Monday, June 29, 2009

The Self-Budgeted Birthday Party

The birthday budget: By letting her kids plan their own parties, this mom helps them learn the value of a dollar, by Pauline Childs:

[Emma] really wanted a store-bought Barbie cake (with a real doll in the middle!). It would cost $40 and serve just eight people. I tried to explain how extravagant this was when you really thought about it, especially since we'd need to buy another cake to have enough for everyone. She looked at me and said, "But it's my birthday. How come I don't get to decide what to spend money on?"

She had a point. Suddenly, an idea occurred to me: why not just set a party budget and let the birthday boy or girl decide how to use it?

Thanks to Lisa Kothari of Peppers and Pollywogs for the link.

So far, we've not had many issues with keeping Lucia's birthday parties small and simple. She's certainly had ideas for larger parties after attending other people's more elaborate shin-digs, but for the most part, has been fine with our simple affairs.

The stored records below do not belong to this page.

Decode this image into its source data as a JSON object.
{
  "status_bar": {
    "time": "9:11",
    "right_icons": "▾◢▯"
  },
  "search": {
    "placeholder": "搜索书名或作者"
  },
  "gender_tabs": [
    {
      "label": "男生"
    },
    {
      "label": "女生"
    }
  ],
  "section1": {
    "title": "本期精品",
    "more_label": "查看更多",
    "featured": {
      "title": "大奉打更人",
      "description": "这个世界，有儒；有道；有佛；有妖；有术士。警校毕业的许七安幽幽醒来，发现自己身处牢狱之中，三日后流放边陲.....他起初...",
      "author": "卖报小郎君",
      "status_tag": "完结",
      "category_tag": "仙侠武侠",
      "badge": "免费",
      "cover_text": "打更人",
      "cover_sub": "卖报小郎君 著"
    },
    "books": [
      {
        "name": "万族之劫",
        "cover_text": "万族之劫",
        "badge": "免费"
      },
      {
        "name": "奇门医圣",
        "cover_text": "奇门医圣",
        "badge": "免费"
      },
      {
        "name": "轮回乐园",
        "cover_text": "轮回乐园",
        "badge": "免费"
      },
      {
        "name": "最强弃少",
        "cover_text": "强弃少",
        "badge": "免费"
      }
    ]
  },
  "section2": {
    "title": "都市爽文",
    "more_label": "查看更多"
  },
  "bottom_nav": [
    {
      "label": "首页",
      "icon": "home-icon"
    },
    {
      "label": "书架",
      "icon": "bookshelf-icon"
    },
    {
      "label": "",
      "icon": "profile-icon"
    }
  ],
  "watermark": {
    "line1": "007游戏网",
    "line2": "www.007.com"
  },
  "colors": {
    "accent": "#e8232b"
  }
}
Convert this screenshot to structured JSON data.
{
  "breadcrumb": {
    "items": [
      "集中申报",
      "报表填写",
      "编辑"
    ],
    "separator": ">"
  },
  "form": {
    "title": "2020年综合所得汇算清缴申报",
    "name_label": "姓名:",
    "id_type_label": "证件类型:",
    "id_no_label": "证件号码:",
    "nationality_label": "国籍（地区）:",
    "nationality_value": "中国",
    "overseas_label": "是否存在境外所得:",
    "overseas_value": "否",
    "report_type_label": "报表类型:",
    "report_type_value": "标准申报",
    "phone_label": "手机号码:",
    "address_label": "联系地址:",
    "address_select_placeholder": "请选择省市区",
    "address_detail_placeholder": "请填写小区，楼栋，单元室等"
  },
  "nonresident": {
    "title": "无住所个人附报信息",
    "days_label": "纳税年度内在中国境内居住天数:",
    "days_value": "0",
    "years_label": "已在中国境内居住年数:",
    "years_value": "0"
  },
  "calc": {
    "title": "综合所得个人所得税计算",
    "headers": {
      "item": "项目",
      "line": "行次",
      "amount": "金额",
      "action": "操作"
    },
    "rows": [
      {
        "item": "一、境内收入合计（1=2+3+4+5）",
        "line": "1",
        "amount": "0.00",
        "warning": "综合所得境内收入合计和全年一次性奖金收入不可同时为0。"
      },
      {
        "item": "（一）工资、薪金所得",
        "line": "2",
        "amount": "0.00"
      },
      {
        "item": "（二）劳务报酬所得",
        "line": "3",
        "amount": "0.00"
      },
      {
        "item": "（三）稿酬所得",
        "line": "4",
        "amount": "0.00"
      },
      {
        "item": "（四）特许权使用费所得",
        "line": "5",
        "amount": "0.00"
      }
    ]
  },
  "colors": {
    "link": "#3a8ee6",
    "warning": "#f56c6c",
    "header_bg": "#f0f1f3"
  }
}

I haven't had a birthday party gig in quite awhile. While that's not great for my business, I do hope that it means families are discovering creative ways to celebrate birthdays that are both enjoyable and inexpensive.


Vivian said...

Most of my children's friends throw elaborate birthday parties at some big party place and it sometimes makes me sad we can't do the same, but only for a moment. My girls have a great time organizing their own birthday event, all the way to fantastic party favors. And we stay within a budget!

The children and parents are always impressed with our goody packages (wrapped in gift paper and pretty ribbons)--no cheap throw-away toys and bulk candy. My kids love giving these packages to their friends and feel a sense of pride for the party they created.

tanita davis said...

The phrase, "but it's my birthday," would have resulted in my never having another one, or at the very least in not having a birthday party. We were not allowed to have a sense of entitlement, that we were owed a party the way we wanted it, just because it was our birthday. I kind of don't know what a person would grow up like who had that sense of "but it's for me." Probably okay, as long as there were other realities explained to them fairly early...

The budgeting idea is a great one, as it would give the kids a sense of ownership and make them part of the process -- and definitely serve them well when they were older and planning gigs and shopping wisely. Kudos to the mom. Wonder if the budget will shift upwards as they age?

Complicated...suddenly makes me glad to be childless.

Lone Star Ma said...

That is a good idea. It can be so hard to strike a balance where it's fun but not overboard. This year was the first year we had a party that was not just family for the LSB, and we kept it at home with crafts and outside games and cupcake decorating - very laid back, but it still cost a lot to us, if not in comparison to the sorts of big-time parties her friends throw. The only sorts of party planning input she's wanted so far is what kind of theme and cake (rainbows and butterflies for this year's party).

Jules at 7-Imp said...

Ooh, Vivian, now I want to know what is in your goody packages. I get tired of what you called those cheap, throw-away toys.

Childs has a great idea here. Neven even occurred to me.

Saints and Spinners said...

Vivian: I'd really like to know what your kids' party favors are, too! Seed packets are what we got with around here.

Tanita: "But it's my birthday" would have gotten me the smack-down, too. As I think about my childhood, I realize that after first grade, I only went to a smattering of birthday parties, and they were usually small affairs that involved videos and sleep-overs. My mom made clues for treasure hunts for a couple of my birthdays, and the prizes were (drumroll) plants!

LSM: That party sounds delightful, but I can still see how a relatively simple birthday party ends up costing more than what one would have for a regular party. It just hit me: regular parties tend to be potlucks, at least around here. I wonder how birthday parties would start to change if the potluck mentality took hold.

Jules: No kidding, eh? I do like little party bags, but it's more the idea of giving a little gift to the person who attended, as opposed to receiving the gift, that appeals to my hobbit nature.

Speaking of gifts, the last party Lucia had, I bent my usual policy of "no opening gifts in front of the guests" (and even meaner, no gifts at all, which Lucia didn't even notice for a couple of years!) to allow for gift-opening as part of the party. It worked out just fine and the guests enjoyed watching Lucia unwrap the little treasures they'd found for her. The last party she went to, though, the birthday girl obsessed about the presents from the beginning and just couldn't wind down enough to enjoy the rest of the party. It's hard not to do that, especially when one is only 6years old, but I do wish that opening gifts, if there are any gifts, would take place after the guests have gone home.

Anamaria (bookstogether) said...

We've always had the kids' birthday parties at home--I love planning them with/for the kids, budget concerns aside. Most of what we do takes more time than money anyway--something that's also in short supply! I'll admit that I love making and giving favors, though.

mamakopp said...

I love this. This year we are using the money we would spend on food and cake to take both boys to do something fun. They loved the idea!